Biological Systematics
At this point we return from our logical excursion to our proper subject of biology; for I am sorry to say biological systematics is at present of our second type of systematics throughout: it is classification pure and simple. We have a catalogue in our hands, but nothing more.
Such a statement of fact conveys not a particle of censure, casts not the least reflection on the gifted men who created the classification of animals or plants. It is absolutely necessary to have such a catalogue, and indeed the catalogue of the organisms can be said to have been improved enormously during the advance of empirical and descriptive biological science. Any classification improves as it becomes more “natural,” as the different possible schemes of arrangement, the different reasons of division, agree better and better in their results; and, in fact, there has been a great advance of organic classification in this direction. The “natural” system has reached such perfection, that what is related from one point of view seems nearly related also from almost all points of view which are applicable, at least from those which touch the most important characteristics. There has been a real weighing of all the possible reasons of division, and that has led to a result which seems to be to some extent final.
But, nevertheless, we do not understand the raison d’être of the system of organisms; we are not at all able to say that there must be these classes or orders or families and no others, and that they must be such as they are.
Shall we ever be able to understand that? Or will organic systematics always remain empirical classification? We cannot answer this question. If we could, indeed, we should have what we desire! As simple relations of space are certainly not the central point of any problematic rational organic systematics even of the future, the question arises, whether there could be found any principle of another type in the realm of synthetic a priori judgments which could allow an inherent sort of evolution of latent diversities, as do all judgments about spatial symmetry. At the end of the second course of these lectures, which is to be delivered next summer, we shall be able to say a few more words about this important point.
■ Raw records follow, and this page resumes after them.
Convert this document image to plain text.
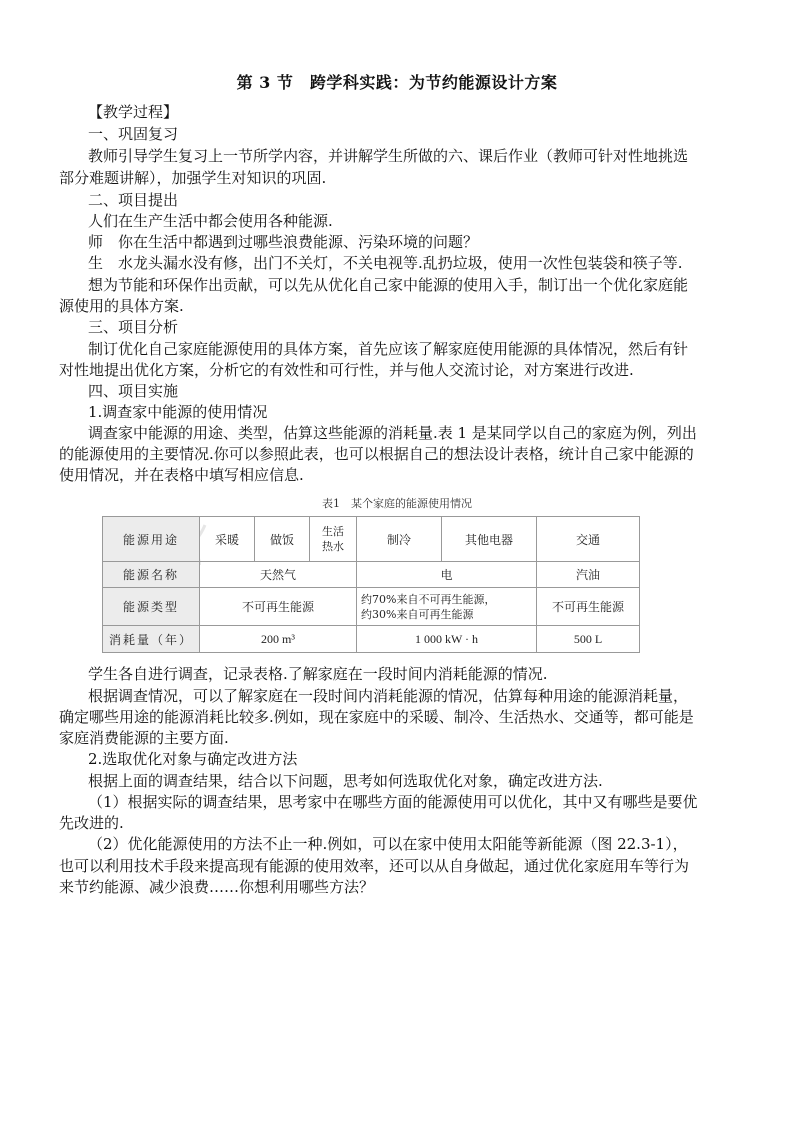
第 3 节　跨学科实践：为节约能源设计方案
【教学过程】
一、巩固复习
教师引导学生复习上一节所学内容，并讲解学生所做的六、课后作业（教师可针对性地挑选
部分难题讲解），加强学生对知识的巩固.
二、项目提出
人们在生产生活中都会使用各种能源.
师　你在生活中都遇到过哪些浪费能源、污染环境的问题？
生　水龙头漏水没有修，出门不关灯，不关电视等.乱扔垃圾，使用一次性包装袋和筷子等.
想为节能和环保作出贡献，可以先从优化自己家中能源的使用入手，制订出一个优化家庭能
源使用的具体方案.
三、项目分析
制订优化自己家庭能源使用的具体方案，首先应该了解家庭使用能源的具体情况，然后有针
对性地提出优化方案，分析它的有效性和可行性，并与他人交流讨论，对方案进行改进.
四、项目实施
1.调查家中能源的使用情况
调查家中能源的用途、类型，估算这些能源的消耗量.表 1 是某同学以自己的家庭为例，列出
的能源使用的主要情况.你可以参照此表，也可以根据自己的想法设计表格，统计自己家中能源的
使用情况，并在表格中填写相应信息.
表1　某个家庭的能源使用情况
能源用途	采暖	做饭	生活热水	制冷	其他电器	交通
能源名称	天然气			电		汽油
能源类型	不可再生能源			约70%来自不可再生能源，
约30%来自可再生能源		不可再生能源
消耗量（年）	200 m³			1 000 kW · h		500 L
学生各自进行调查，记录表格.了解家庭在一段时间内消耗能源的情况.
根据调查情况，可以了解家庭在一段时间内消耗能源的情况，估算每种用途的能源消耗量，
确定哪些用途的能源消耗比较多.例如，现在家庭中的采暖、制冷、生活热水、交通等，都可能是
家庭消费能源的主要方面.
2.选取优化对象与确定改进方法
根据上面的调查结果，结合以下问题，思考如何选取优化对象，确定改进方法.
（1）根据实际的调查结果，思考家中在哪些方面的能源使用可以优化，其中又有哪些是要优
先改进的.
（2）优化能源使用的方法不止一种.例如，可以在家中使用太阳能等新能源（图 22.3-1），
也可以利用技术手段来提高现有能源的使用效率，还可以从自身做起，通过优化家庭用车等行为
来节约能源、减少浪费……你想利用哪些方法？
The concept of what is called “a type,” due almost wholly to Cuvier and Goethe, is the most important of all that classification has given to us. Hardly second in importance is the discovery of the “correlation of parts,” as a sort of connection which has the character of necessity without being immediately based upon causality. Rádl seems to be the only modern author who has laid some stress on this topic. The harmony which we have discovered in development is also part of this correlation. When, later on, we come to discuss analytically our well established entelechy as the ultimate basis of individual organisation, we shall be able to gain more satisfactory ideas with respect to the meaning of the non-causal but necessary connection, embraced in the concepts of type and of correlation of parts.
The type is a sort of irreducible arrangement of different parts; the correlation deals with the degree and the quality of what may be called the actual make of the parts, in relation to one another: all ruminants, for instance, are cloven-footed, the so-called dental formulae are characteristic of whole groups of mammals. Of course all such statements are empirical and have their limits: but it is important that they are possible.[142]
It has been the chief result of comparative embryology to show that the type as such is more clearly expressed in developmental stages than it is in the adults, and that therefore the embryological stages of different groups may be very much more similar to each other than are the adults: that is the truth contained in the so-called “biogenetisches Grundgesetz.” But the specific differences of the species are not wanting in any case of ontogeny, in spite of such similarities in different groups during development.
We have applied the name “systematics” or, if rationality is excluded, “classification” to all that part of a science which deals with diversities instead of generalities: in such a wide meaning systematics, of course, is not to be confused with that which is commonly called so in biology, and which describes only the exterior differences of form. Our systematics is one of the two chief parts of biology; what are called comparative anatomy and comparative embryology are its methods. For it must be well understood that these branches of research are only methods and are not sciences by themselves.